Social Media Backlash: Should Internet Marketers Start To Worry?
The Guardian reports today “Social networking under fresh attack as tide of cyber-scepticism sweeps US”. It’s obviously a headline contrived with more concern for attention-grabbing than for accuracy, but it brings up some interesting questions anyway.
As internet marketers, the future of social media is a big question for us, and the possibility that an ‘uprising’ against its negative aspects and mass abandonment of Facebook and Twitter et al is an important one. Will Facebook one day be the number one priority for every marketer? Or will it go the way of Friends Reunited, Alta Vista and MySpace…?
Is social media destroying our humanity?
More and more discussion is taking place at the moment about the impact of social media technologies on our lives – we’re living through a fascinating revolution – with a lot of that focused recently on the negative. Writers have been especially concerned with worries that:
• Social media takes over our lives so that we compulsively have to participate in the online social world. We just have to be constantly Tweeting, uploading images of where we are, liking things, reading all the minute details about the lives of our Facebook friends.

• Social media only appears to connect us better, when in fact it leaves us increasingly isolated and disconnected – as here.
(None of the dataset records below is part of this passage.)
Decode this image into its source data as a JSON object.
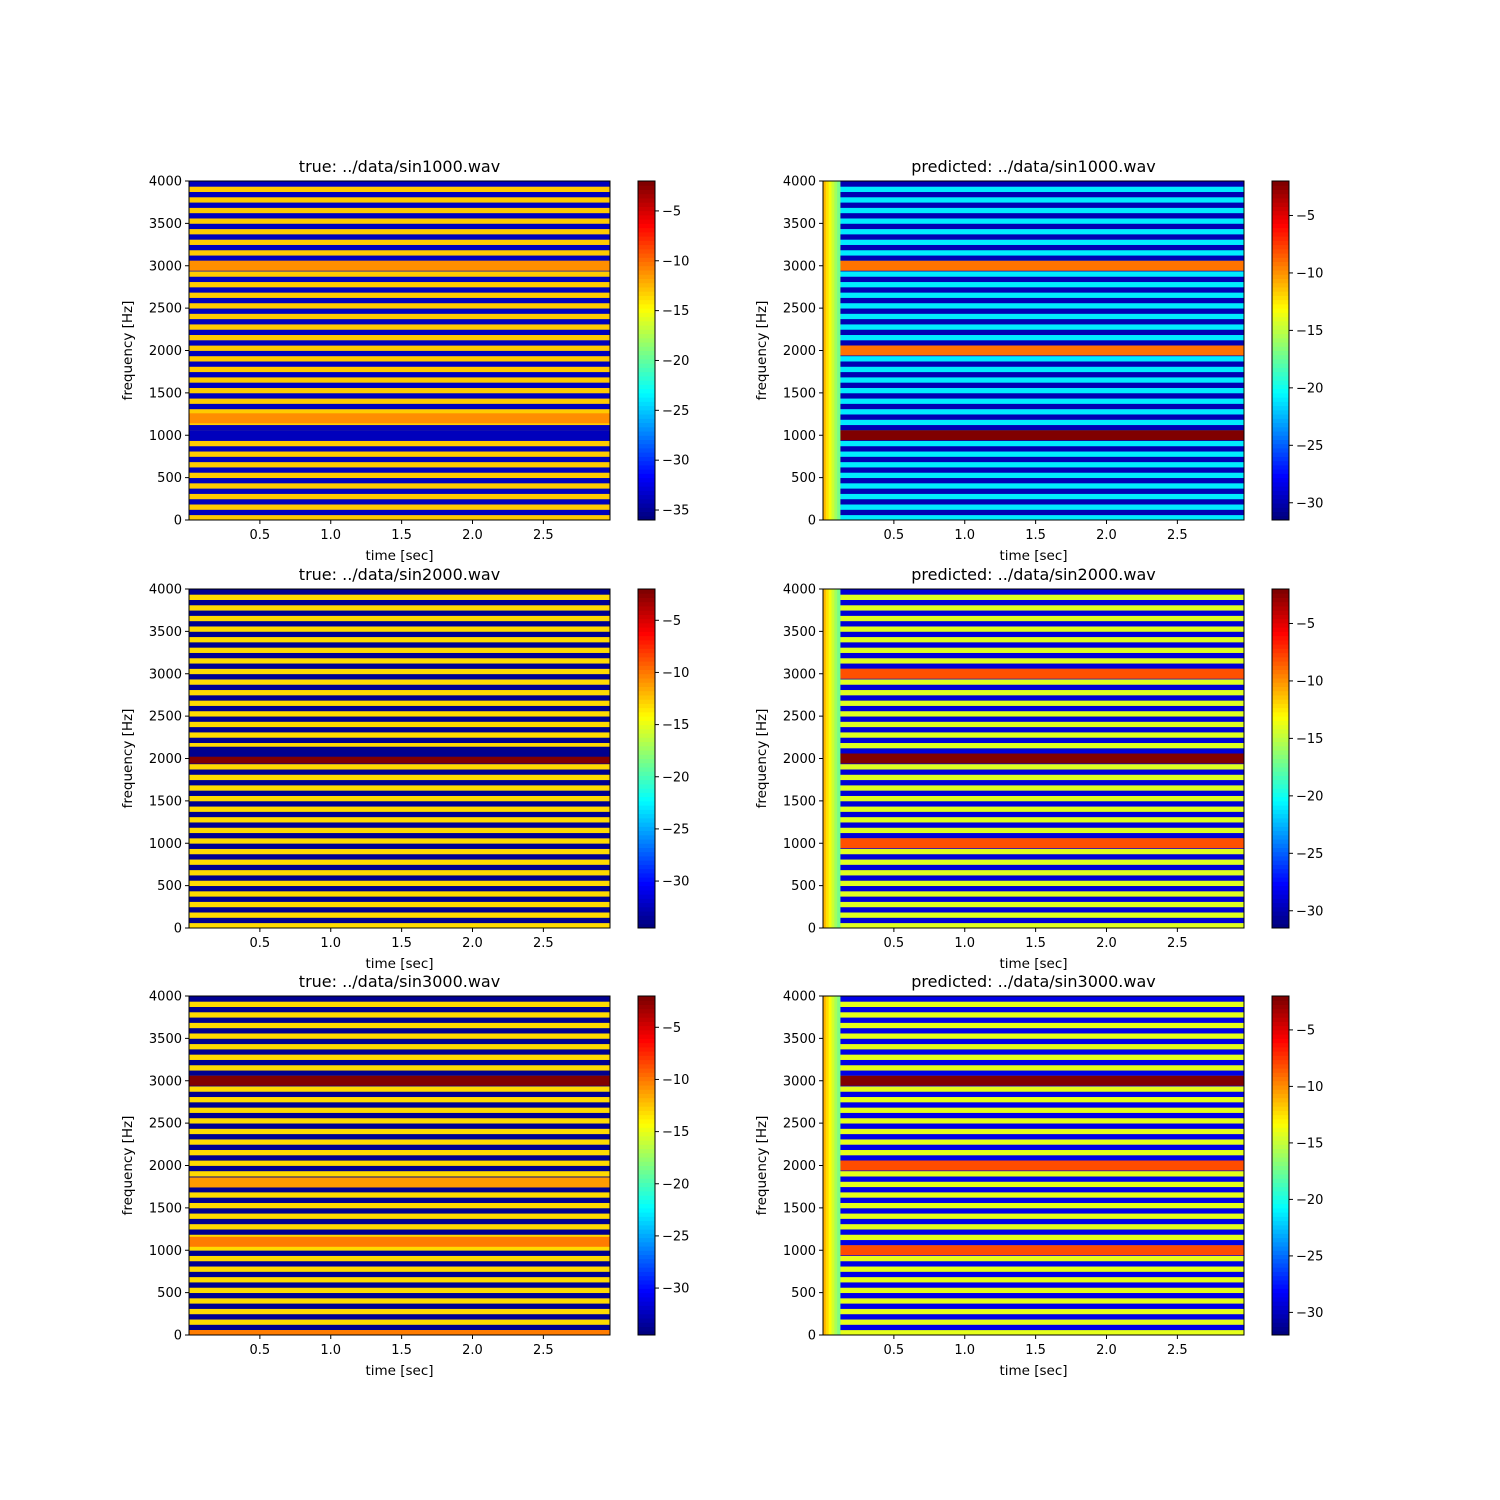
{
  "chart_data": [
    {
      "type": "heatmap",
      "panel": "true",
      "title": "true: ../data/sin1000.wav",
      "xlabel": "time [sec]",
      "ylabel": "frequency [Hz]",
      "xlim": [
        0.0,
        2.97
      ],
      "ylim": [
        0,
        4000
      ],
      "xticks": [
        0.5,
        1.0,
        1.5,
        2.0,
        2.5
      ],
      "xtick_labels": [
        "0.5",
        "1.0",
        "1.5",
        "2.0",
        "2.5"
      ],
      "yticks": [
        0,
        500,
        1000,
        1500,
        2000,
        2500,
        3000,
        3500,
        4000
      ],
      "ytick_labels": [
        "0",
        "500",
        "1000",
        "1500",
        "2000",
        "2500",
        "3000",
        "3500",
        "4000"
      ],
      "colorbar": {
        "range": [
          -36,
          -2
        ],
        "ticks": [
          -5,
          -10,
          -15,
          -20,
          -25,
          -30,
          -35
        ],
        "tick_labels": [
          "−5",
          "−10",
          "−15",
          "−20",
          "−25",
          "−30",
          "−35"
        ]
      },
      "colormap": "jet",
      "bands": [
        {
          "freq_hz": 1000,
          "level_db": -34
        },
        {
          "freq_hz": 3000,
          "level_db": -11
        },
        {
          "freq_hz": 1200,
          "level_db": -11
        }
      ],
      "pattern": "alternating horizontal stripes about -13 dB and -34 dB every ~62.5 Hz"
    },
    {
      "type": "heatmap",
      "panel": "predicted",
      "title": "predicted: ../data/sin1000.wav",
      "xlabel": "time [sec]",
      "ylabel": "frequency [Hz]",
      "xlim": [
        0.0,
        2.97
      ],
      "ylim": [
        0,
        4000
      ],
      "xticks": [
        0.5,
        1.0,
        1.5,
        2.0,
        2.5
      ],
      "xtick_labels": [
        "0.5",
        "1.0",
        "1.5",
        "2.0",
        "2.5"
      ],
      "yticks": [
        0,
        500,
        1000,
        1500,
        2000,
        2500,
        3000,
        3500,
        4000
      ],
      "ytick_labels": [
        "0",
        "500",
        "1000",
        "1500",
        "2000",
        "2500",
        "3000",
        "3500",
        "4000"
      ],
      "colorbar": {
        "range": [
          -31.5,
          -2
        ],
        "ticks": [
          -5,
          -10,
          -15,
          -20,
          -25,
          -30
        ],
        "tick_labels": [
          "−5",
          "−10",
          "−15",
          "−20",
          "−25",
          "−30"
        ]
      },
      "colormap": "jet",
      "bands": [
        {
          "freq_hz": 1000,
          "level_db": -2
        },
        {
          "freq_hz": 2000,
          "level_db": -9
        },
        {
          "freq_hz": 3000,
          "level_db": -9
        }
      ],
      "pattern": "alternating stripes about -21 dB and -30 dB; bright onset column for t < 0.12 s"
    },
    {
      "type": "heatmap",
      "panel": "true",
      "title": "true: ../data/sin2000.wav",
      "xlabel": "time [sec]",
      "ylabel": "frequency [Hz]",
      "xlim": [
        0.0,
        2.97
      ],
      "ylim": [
        0,
        4000
      ],
      "xticks": [
        0.5,
        1.0,
        1.5,
        2.0,
        2.5
      ],
      "xtick_labels": [
        "0.5",
        "1.0",
        "1.5",
        "2.0",
        "2.5"
      ],
      "yticks": [
        0,
        500,
        1000,
        1500,
        2000,
        2500,
        3000,
        3500,
        4000
      ],
      "ytick_labels": [
        "0",
        "500",
        "1000",
        "1500",
        "2000",
        "2500",
        "3000",
        "3500",
        "4000"
      ],
      "colorbar": {
        "range": [
          -34.5,
          -2
        ],
        "ticks": [
          -5,
          -10,
          -15,
          -20,
          -25,
          -30
        ],
        "tick_labels": [
          "−5",
          "−10",
          "−15",
          "−20",
          "−25",
          "−30"
        ]
      },
      "colormap": "jet",
      "bands": [
        {
          "freq_hz": 2000,
          "level_db": -2
        },
        {
          "freq_hz": 2080,
          "level_db": -34
        }
      ],
      "pattern": "alternating horizontal stripes about -13 dB and -34 dB every ~62.5 Hz"
    },
    {
      "type": "heatmap",
      "panel": "predicted",
      "title": "predicted: ../data/sin2000.wav",
      "xlabel": "time [sec]",
      "ylabel": "frequency [Hz]",
      "xlim": [
        0.0,
        2.97
      ],
      "ylim": [
        0,
        4000
      ],
      "xticks": [
        0.5,
        1.0,
        1.5,
        2.0,
        2.5
      ],
      "xtick_labels": [
        "0.5",
        "1.0",
        "1.5",
        "2.0",
        "2.5"
      ],
      "yticks": [
        0,
        500,
        1000,
        1500,
        2000,
        2500,
        3000,
        3500,
        4000
      ],
      "ytick_labels": [
        "0",
        "500",
        "1000",
        "1500",
        "2000",
        "2500",
        "3000",
        "3500",
        "4000"
      ],
      "colorbar": {
        "range": [
          -31.5,
          -2
        ],
        "ticks": [
          -5,
          -10,
          -15,
          -20,
          -25,
          -30
        ],
        "tick_labels": [
          "−5",
          "−10",
          "−15",
          "−20",
          "−25",
          "−30"
        ]
      },
      "colormap": "jet",
      "bands": [
        {
          "freq_hz": 2000,
          "level_db": -2
        },
        {
          "freq_hz": 1000,
          "level_db": -8
        },
        {
          "freq_hz": 3000,
          "level_db": -8
        }
      ],
      "pattern": "alternating stripes about -14 dB and -29 dB; bright onset column for t < 0.12 s"
    },
    {
      "type": "heatmap",
      "panel": "true",
      "title": "true: ../data/sin3000.wav",
      "xlabel": "time [sec]",
      "ylabel": "frequency [Hz]",
      "xlim": [
        0.0,
        2.97
      ],
      "ylim": [
        0,
        4000
      ],
      "xticks": [
        0.5,
        1.0,
        1.5,
        2.0,
        2.5
      ],
      "xtick_labels": [
        "0.5",
        "1.0",
        "1.5",
        "2.0",
        "2.5"
      ],
      "yticks": [
        0,
        500,
        1000,
        1500,
        2000,
        2500,
        3000,
        3500,
        4000
      ],
      "ytick_labels": [
        "0",
        "500",
        "1000",
        "1500",
        "2000",
        "2500",
        "3000",
        "3500",
        "4000"
      ],
      "colorbar": {
        "range": [
          -34.5,
          -2
        ],
        "ticks": [
          -5,
          -10,
          -15,
          -20,
          -25,
          -30
        ],
        "tick_labels": [
          "−5",
          "−10",
          "−15",
          "−20",
          "−25",
          "−30"
        ]
      },
      "colormap": "jet",
      "bands": [
        {
          "freq_hz": 3000,
          "level_db": -2
        },
        {
          "freq_hz": 1100,
          "level_db": -10
        },
        {
          "freq_hz": 1800,
          "level_db": -11
        },
        {
          "freq_hz": 0,
          "level_db": -10
        }
      ],
      "pattern": "alternating horizontal stripes about -13 dB and -34 dB every ~62.5 Hz"
    },
    {
      "type": "heatmap",
      "panel": "predicted",
      "title": "predicted: ../data/sin3000.wav",
      "xlabel": "time [sec]",
      "ylabel": "frequency [Hz]",
      "xlim": [
        0.0,
        2.97
      ],
      "ylim": [
        0,
        4000
      ],
      "xticks": [
        0.5,
        1.0,
        1.5,
        2.0,
        2.5
      ],
      "xtick_labels": [
        "0.5",
        "1.0",
        "1.5",
        "2.0",
        "2.5"
      ],
      "yticks": [
        0,
        500,
        1000,
        1500,
        2000,
        2500,
        3000,
        3500,
        4000
      ],
      "ytick_labels": [
        "0",
        "500",
        "1000",
        "1500",
        "2000",
        "2500",
        "3000",
        "3500",
        "4000"
      ],
      "colorbar": {
        "range": [
          -32,
          -2
        ],
        "ticks": [
          -5,
          -10,
          -15,
          -20,
          -25,
          -30
        ],
        "tick_labels": [
          "−5",
          "−10",
          "−15",
          "−20",
          "−25",
          "−30"
        ]
      },
      "colormap": "jet",
      "bands": [
        {
          "freq_hz": 3000,
          "level_db": -2
        },
        {
          "freq_hz": 1000,
          "level_db": -8
        },
        {
          "freq_hz": 2000,
          "level_db": -8
        }
      ],
      "pattern": "alternating stripes about -14 dB and -29 dB; bright onset column for t < 0.12 s"
    }
  ]
}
• Social media contributes to an inferior experience of human relationships, for example reducing human interaction to 140 character online messages rather than in-person meetings
• Social media makes us stupid: we become used to digesting only quick and small bits of information, and lose the ability to concentrate for long periods on single things
• Social media means that people can no longer disconnect from work, or their social network, or the screen. We go to cafes and sit collectively in silence, staring at laptops (I realise the irony of this as I write this post from a quiet cafe…)
• Social media further overwhelms and distracts us away from self-awareness and the awareness of others. Our minds become trained constantly to expect new stimulus and excitement from the screen of our phone / iPad / laptop / TV
• Social media fosters a new set of apathetic moral norms, that make us indifferent, and, for example, allow people to see their friends post suicide messages on Facebook without doing anything about it.
So are these worries well-founded? And if so, will that matter to internet marketing?
Short answer: Well-founded? Sort of but not really. Will it matter? Not a bit.
Is social media to be overthrown then?
With every luxury, and every good thing, there is a danger of losing self-control. It’s the classic trap of progress in capitalist societies: we are wealthier than ever, and yet less satisfied or content than ever. The rise of social media means we see more Facebook-crazed loons who have to tweet the colour of the toilet paper they’re using and tell the world what they’re having for breakfast, but for those of us with reasonable levels of self-control we don’t need to worry too much.
And anyway, with Facebook now at over 500 million users and still growing fast, we’re not likely to see these worries make a difference any time soon.
Crucially, social media does serve a fundamental need. Like the SMS message – it has given us a new way of connecting with each other that has unique advantages over other forms of communication, with the capacity for enriching our lives and shared experiences.
In any case, even if social media was the corrosive force some people might argue, it’s a separate question whether that would help it survive or not. In fact, doesn’t the history of capitalism teach us the direct opposite…?
January 26, 2011
My first question is. where can I buy a loo like that, I spend so much time in there that it seems only fair and just that I should have one.
Secondly there is a section of the population that run their lives through social media and one of my friend’s in particular who has very little in the way of conversation on a face to face basis but who Tweets and Facebook’s constantly – whats that all about?
It could also arouse the suspicion that he doesn’t like me very much or that I’m just a boring fart who spends too much time blogging (or was that bogging).
While I’m having a rant what’s all this about text speak, lol and all those other things like l8r etc etc – is the fine language we know as English about to disappear?